Selanjutnya, program tanggap aktif dan pengeluaran covid-19 sebesar US$750 juta atau Rp10,8 triliun pada 2020, program tanggap darurat covid-19 sebesar US$250 juta atau Rp3,6 triliun pada 2020, dan proyek PPP satelit multifungsi sebesar US$150 juta atau Rp2,1 triliun pada 2020.
Kemudian, program penguatan jaringan distribusi di Jawa Timur dan Bali sebesar US$310 juta atau Rp4,5 triliun pada Januari 2021 dan tambahan dana program tanggap darurat covid-19 sebesar US$500 juta atau Rp7,2 triliun yang diberikan pada 24 Juni 2021 lalu.
"Jadi Indonesia itu adalah peminjam terbesar kedua setelah India.
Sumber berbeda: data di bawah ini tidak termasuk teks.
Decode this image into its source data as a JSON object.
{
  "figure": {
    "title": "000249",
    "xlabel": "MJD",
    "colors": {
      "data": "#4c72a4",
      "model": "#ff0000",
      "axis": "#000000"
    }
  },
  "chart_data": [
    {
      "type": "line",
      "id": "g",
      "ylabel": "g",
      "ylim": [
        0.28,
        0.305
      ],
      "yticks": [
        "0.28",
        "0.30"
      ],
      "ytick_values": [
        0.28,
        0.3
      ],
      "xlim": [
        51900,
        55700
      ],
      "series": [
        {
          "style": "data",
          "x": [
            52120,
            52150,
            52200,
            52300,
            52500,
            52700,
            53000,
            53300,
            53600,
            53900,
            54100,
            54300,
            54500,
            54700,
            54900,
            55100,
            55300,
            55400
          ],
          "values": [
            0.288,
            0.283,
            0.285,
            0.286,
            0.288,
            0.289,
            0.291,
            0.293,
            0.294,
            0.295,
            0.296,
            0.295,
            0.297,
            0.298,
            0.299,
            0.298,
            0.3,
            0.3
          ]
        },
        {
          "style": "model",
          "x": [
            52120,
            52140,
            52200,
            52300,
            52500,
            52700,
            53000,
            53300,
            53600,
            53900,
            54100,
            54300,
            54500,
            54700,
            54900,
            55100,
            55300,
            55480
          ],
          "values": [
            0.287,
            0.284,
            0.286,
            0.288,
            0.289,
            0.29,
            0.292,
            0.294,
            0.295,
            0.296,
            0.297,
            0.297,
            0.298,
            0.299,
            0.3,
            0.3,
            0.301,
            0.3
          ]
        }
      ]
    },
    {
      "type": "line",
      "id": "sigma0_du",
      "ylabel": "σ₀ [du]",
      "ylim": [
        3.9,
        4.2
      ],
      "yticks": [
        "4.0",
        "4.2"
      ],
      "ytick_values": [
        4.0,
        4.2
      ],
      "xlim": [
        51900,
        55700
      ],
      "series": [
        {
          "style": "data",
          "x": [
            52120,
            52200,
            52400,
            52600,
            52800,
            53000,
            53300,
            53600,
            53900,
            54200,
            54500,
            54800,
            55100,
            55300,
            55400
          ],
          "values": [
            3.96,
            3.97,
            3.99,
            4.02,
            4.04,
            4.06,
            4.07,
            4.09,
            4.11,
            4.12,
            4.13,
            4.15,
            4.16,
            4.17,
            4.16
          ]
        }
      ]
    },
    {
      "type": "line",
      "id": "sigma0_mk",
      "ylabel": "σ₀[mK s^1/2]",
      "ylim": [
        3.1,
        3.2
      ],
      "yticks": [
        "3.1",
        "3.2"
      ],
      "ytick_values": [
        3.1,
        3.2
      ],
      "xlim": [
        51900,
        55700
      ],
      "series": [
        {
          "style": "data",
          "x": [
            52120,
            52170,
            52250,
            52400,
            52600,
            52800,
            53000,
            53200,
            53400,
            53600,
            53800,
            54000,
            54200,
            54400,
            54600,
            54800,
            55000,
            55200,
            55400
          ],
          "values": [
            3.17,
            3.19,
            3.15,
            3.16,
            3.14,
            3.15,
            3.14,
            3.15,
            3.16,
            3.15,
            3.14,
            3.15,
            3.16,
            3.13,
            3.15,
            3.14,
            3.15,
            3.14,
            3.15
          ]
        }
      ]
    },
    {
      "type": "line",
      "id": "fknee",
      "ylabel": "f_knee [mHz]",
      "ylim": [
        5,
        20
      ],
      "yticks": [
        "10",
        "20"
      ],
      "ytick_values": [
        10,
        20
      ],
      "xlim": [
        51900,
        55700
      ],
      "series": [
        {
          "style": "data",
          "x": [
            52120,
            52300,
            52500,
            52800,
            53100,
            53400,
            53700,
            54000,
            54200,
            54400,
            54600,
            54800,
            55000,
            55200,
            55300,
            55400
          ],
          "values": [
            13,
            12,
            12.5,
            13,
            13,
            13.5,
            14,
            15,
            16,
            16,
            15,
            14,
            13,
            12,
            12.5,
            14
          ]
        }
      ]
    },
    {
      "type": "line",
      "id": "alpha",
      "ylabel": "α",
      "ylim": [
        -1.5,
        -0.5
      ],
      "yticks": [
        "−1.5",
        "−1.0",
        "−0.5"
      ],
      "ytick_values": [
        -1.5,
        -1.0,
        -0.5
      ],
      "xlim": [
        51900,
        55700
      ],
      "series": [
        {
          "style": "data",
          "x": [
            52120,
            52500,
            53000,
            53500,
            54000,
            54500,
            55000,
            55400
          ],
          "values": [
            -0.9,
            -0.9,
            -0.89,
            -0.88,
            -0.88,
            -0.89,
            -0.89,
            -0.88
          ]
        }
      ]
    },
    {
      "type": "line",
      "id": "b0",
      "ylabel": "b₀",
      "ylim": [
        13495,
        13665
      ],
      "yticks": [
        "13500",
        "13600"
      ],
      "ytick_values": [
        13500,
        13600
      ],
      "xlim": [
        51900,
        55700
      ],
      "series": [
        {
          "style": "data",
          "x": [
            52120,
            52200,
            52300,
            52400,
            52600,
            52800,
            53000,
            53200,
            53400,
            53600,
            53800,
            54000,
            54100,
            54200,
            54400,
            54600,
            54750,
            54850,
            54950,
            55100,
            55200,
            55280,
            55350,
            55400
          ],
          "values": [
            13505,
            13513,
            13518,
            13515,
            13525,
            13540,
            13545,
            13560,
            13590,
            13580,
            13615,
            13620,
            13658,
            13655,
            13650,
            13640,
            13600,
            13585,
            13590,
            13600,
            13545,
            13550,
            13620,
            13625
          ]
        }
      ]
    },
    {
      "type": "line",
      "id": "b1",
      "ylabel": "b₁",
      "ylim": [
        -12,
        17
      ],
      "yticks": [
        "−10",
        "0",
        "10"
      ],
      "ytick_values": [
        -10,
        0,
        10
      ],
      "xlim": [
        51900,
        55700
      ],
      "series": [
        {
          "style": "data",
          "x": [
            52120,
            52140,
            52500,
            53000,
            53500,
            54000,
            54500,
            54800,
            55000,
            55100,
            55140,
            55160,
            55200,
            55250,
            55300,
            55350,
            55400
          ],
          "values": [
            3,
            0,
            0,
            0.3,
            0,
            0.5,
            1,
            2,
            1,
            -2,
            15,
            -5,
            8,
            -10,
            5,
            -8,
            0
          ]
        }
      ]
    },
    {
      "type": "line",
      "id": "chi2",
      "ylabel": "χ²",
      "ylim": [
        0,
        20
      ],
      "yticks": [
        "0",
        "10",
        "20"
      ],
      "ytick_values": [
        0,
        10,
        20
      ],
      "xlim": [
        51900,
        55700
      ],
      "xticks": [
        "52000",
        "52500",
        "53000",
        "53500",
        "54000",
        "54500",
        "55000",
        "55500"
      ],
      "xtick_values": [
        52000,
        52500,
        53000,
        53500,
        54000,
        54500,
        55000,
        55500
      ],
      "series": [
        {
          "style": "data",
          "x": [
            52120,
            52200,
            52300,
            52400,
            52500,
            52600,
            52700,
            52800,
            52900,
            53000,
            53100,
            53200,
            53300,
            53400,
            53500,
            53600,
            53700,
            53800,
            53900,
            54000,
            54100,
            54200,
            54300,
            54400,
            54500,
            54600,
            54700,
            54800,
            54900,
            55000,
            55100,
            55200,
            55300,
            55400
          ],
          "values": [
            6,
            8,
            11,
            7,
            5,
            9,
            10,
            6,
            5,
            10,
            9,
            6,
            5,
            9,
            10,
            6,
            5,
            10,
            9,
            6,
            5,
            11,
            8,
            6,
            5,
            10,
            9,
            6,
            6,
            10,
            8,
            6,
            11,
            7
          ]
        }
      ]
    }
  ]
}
Indonesia sekitar 10 persen dari total US$26,45 miliar yang sudah dikeluarkan AIIB, US$2,9 miliar itu 10 persen," ungkap Luky saat berbincang dengan media secara virtual, Kamis (26/8).
Luky menjelaskan pembayaran dan implementasi proyek yang didanai AIIB di Indonesia umumnya masih lancar sampai saat ini. Namun, ia mengaku ada beberapa proyek yang mendapatkan perhatian lebih dari tim investasi AIIB.
"Tapi informasi yang saya peroleh proyek-proyek umumnya lancar. Pembiayaan itu kan bisa ditandatangani tahun ini tidak langsung dicairkan, tidak seperti itu. Tergantung proses masing-masing (proyek)," terang Luky.
Sementara, pembiayaan yang langsung dicairkan setelah penandatanganan adalah yang terkait langsung dengan krisis, seperti covid-19. Pembiayaan dicairkan langsung karena negara butuh cepat untuk penanganan covid-19.
"Yang dicairkan semuanya itu yang terkait dengan krisis, covid-19 tadi. Sifatnya urgent, biasanya begitu tanda tangan langsung cair," jelas Luky.
Lebih lanjut Luky mengatakan pihaknya sudah membahas sejumlah proyek baru yang akan didanai di Indonesia. Namun, ia tak menyebutkan secara rinci proyek apa saja yang sudah masuk dalam tahap pembahasan.
"Ada lebih dari 50 proyek yang sebetulnya masuk dalam radar kami, beberapa di antaranya dari Indonesia," kata Luky.
Sejauh ini, AIIB terus melakukan pembicaraan dengan berbagai pihak yang mengajukan pendanaan, baik pemerintah, korporasi swasta, dan BUMN.
"Belum bisa (disebutkan) karena kan masih pipeline, masih belum. Kalau ada perubahan minat bisa keluar dari pipeline. Tak hanya satu proyek, ada beberapa yang sudah masuk pembicaraan awal," ujar Luky.
Meski begitu, Luky mengaku AIIB tertarik dengan proyek Tol Trans Sumatra. Menurutnya, sudah ada pembicaraan tahap awal antara AIIB dengan Kementerian PUPR.
Lihat Juga : |
"Ketika di Jakarta saya dihubungi teman-teman Kementerian PUPR mau menjajaki pembiayaan itu (Tol Trans Sumatra), sempat saya sambungkan ke teman-teman investasi, tapi tidak tahu lagi perkembangannya," katanya.
Ia menambahkan AIIB terbuka dengan proyek tol tersebut. Pasalnya, AIIB menilai Tol Trans Sumatera memiliki manfaat yang besar untuk ekonomi, khususnya kawasan barat Indonesia.